Poor little boat didn't even see it coming... neglectful parent too busy saving own life whilst failing to kayak to keep an eye on the boat....

Last seen below the take out of the Idaho Springs run...

Any sightings/info would be greatly appreciated....

i miss her already....

colin
970-393-0172


----------



## egillaspy1 (Apr 4, 2006)

Hot little red boat. I chased her all the way to the takeout, but alas, she is gone. Nice boating with her...thanks for the six pack. 
E


----------



## justin.payne (Oct 28, 2009)

I do believe I saw it pinned. There were some fireline no crossing tape up where it was pinned under the water.


----------



## justin.payne (Oct 28, 2009)

Either right above Screaming quarter mile, or right below.


----------



## summitpaddler (May 10, 2011)

Nice! Thanks for the heads up. I'll venture down after work today and see what I can see.


----------



## T.J. (Apr 24, 2007)

I believe that boat is a Dagger Mamba. That is also red. At least it was last week. I doubt your boat traveled that far down the river.


----------



## CUBuffskier (Jul 7, 2005)

If it did make it from idaho springs to screamin quarter mile, I want a report on if you can still paddle that hunk of plastic.


----------



## summitpaddler (May 10, 2011)

Hell, I'm doubting if I can paddle ANYTHING at this point after failing so epically yesterday.... Heheheh

Thanks for all the info... Sounds like it probably wouldnt be worth the drive from Breck for what is probably the mamba, eh?


----------



## egillaspy1 (Apr 4, 2006)

*paddlin*

I am running Idaho springs town run today and I ll look for it on the way up 6. That boat in screaming 1/4 mile has been there almost a week I think. It s not your boat. If you can come up with a boat, lets do Foxton on friday. I am off at 2 ish. Good luck, and again thanks for the beer. E


----------



## johnnyww (Oct 18, 2003)

Colin, We have your boat at Clear Creek Rafting Co. in Idaho Springs. We will also call you. 

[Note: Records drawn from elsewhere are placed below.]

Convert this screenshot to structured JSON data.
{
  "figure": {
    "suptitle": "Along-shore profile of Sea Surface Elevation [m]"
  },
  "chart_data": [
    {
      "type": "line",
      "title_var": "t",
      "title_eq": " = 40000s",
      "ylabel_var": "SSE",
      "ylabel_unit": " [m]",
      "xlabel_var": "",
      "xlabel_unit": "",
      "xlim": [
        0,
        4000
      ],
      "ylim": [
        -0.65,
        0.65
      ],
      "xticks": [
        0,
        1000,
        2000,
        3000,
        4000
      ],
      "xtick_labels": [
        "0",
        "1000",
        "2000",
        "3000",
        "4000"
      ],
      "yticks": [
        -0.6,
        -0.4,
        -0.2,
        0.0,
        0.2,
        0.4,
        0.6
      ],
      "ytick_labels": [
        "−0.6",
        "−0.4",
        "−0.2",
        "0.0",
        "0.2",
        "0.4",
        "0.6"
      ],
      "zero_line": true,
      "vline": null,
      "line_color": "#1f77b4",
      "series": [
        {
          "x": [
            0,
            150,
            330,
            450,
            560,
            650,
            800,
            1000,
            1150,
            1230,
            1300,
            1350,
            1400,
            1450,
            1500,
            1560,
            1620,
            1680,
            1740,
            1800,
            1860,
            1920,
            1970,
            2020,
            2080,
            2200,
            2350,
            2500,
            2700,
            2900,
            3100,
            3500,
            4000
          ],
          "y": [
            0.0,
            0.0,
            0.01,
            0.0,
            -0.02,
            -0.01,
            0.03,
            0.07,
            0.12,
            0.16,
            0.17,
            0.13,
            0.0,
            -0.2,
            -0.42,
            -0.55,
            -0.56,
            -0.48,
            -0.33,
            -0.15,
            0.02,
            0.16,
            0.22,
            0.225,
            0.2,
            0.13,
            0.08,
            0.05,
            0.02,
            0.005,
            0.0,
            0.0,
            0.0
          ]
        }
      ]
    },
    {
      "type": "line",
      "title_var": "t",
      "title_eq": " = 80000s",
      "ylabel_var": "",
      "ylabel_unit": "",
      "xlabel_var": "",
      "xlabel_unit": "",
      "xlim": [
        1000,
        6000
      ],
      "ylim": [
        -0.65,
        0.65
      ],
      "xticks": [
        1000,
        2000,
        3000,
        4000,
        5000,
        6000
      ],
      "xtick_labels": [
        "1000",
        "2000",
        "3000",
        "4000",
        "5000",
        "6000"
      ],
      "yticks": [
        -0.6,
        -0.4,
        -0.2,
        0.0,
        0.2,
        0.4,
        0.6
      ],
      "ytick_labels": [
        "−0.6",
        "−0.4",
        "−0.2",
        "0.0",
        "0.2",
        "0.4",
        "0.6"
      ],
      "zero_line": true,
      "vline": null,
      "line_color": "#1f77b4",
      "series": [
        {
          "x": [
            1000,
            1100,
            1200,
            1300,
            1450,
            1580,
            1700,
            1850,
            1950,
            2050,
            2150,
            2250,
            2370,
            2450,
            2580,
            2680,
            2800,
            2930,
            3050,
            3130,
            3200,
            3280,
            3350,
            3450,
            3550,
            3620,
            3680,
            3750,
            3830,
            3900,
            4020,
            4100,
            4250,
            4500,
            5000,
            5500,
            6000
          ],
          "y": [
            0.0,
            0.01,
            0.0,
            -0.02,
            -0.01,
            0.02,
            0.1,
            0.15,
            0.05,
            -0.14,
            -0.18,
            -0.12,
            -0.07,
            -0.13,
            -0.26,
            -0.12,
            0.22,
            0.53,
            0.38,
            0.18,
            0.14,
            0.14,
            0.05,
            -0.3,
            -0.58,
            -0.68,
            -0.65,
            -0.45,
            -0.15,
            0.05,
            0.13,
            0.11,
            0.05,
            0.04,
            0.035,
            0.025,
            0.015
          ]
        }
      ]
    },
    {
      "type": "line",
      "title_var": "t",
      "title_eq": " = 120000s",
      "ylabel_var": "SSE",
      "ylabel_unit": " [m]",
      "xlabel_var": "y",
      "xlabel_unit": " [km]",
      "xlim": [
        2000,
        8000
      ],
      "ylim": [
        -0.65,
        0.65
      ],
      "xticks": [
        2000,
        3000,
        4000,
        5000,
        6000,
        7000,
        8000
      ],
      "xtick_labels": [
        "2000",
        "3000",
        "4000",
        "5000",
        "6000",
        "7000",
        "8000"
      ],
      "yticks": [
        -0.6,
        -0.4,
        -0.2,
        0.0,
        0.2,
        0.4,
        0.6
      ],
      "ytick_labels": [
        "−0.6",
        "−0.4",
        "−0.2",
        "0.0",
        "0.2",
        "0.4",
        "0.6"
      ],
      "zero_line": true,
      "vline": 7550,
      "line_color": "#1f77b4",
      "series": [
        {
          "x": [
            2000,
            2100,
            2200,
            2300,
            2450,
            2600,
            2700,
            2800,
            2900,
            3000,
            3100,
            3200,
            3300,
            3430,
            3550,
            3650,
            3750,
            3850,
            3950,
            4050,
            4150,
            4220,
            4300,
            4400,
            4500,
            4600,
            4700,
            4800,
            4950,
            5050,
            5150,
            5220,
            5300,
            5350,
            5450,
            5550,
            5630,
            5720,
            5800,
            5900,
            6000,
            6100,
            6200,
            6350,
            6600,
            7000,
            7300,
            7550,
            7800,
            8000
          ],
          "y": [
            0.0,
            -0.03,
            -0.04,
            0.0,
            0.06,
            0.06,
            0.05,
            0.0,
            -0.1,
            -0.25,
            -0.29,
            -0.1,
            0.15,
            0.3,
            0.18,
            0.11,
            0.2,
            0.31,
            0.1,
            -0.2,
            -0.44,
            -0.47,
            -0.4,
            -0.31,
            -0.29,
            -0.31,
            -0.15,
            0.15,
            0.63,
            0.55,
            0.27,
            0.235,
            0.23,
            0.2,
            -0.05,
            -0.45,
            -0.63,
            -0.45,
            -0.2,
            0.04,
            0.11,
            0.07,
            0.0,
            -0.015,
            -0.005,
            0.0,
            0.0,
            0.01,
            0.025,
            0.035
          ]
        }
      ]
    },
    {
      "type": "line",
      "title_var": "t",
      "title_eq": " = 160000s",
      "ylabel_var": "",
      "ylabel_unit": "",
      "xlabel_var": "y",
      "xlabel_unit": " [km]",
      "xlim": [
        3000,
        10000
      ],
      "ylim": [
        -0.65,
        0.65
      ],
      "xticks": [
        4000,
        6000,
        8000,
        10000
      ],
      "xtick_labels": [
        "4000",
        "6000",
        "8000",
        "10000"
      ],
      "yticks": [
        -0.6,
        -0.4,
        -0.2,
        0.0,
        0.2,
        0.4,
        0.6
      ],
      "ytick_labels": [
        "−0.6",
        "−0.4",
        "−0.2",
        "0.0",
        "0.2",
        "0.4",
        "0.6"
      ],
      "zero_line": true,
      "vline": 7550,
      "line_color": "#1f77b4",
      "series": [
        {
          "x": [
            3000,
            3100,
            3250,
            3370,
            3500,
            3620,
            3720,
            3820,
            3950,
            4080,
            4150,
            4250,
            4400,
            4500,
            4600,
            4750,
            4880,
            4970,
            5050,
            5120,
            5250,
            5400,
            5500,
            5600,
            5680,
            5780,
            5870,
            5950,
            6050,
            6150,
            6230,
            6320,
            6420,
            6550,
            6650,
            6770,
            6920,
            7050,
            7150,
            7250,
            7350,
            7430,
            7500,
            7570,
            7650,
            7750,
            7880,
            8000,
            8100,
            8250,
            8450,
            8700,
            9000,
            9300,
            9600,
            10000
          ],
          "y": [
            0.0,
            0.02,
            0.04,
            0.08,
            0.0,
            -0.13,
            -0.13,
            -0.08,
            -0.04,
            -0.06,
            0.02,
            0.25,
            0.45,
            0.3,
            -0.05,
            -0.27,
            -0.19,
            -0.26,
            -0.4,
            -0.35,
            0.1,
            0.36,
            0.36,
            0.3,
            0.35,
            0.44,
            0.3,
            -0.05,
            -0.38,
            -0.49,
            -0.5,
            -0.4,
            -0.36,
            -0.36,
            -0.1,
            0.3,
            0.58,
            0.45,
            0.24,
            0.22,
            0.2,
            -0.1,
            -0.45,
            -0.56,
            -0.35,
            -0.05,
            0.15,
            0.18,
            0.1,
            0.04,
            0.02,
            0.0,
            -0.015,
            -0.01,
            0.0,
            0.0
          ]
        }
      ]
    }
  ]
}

Please everyone, if you loose your boat in Clear Creek County, call the sheriffs office and give them the details of where and let them know if you/everyone is ok. Today it caused the whole swiftwater team, fire dept, and everyone else.... down there getting this boat unpinned from a rock above tunnel 6 expecting a person to still be in it. We as boaters know that it is usually just gear in these situations, but the rest of the public and sheriff/fire dept. don't. The Clear Creek County Sheriff's phone number is 303-679-2393.

Thanks, John Rice


----------



## summitpaddler (May 10, 2011)

*Thanks!*

Clear creek county sheriff dragged it out this morning. My sincere thanks to everyone for helping out- I needed all the help I could get!

Also-lesson learned- call the sheriff when boat is lost, not state patrol....


----------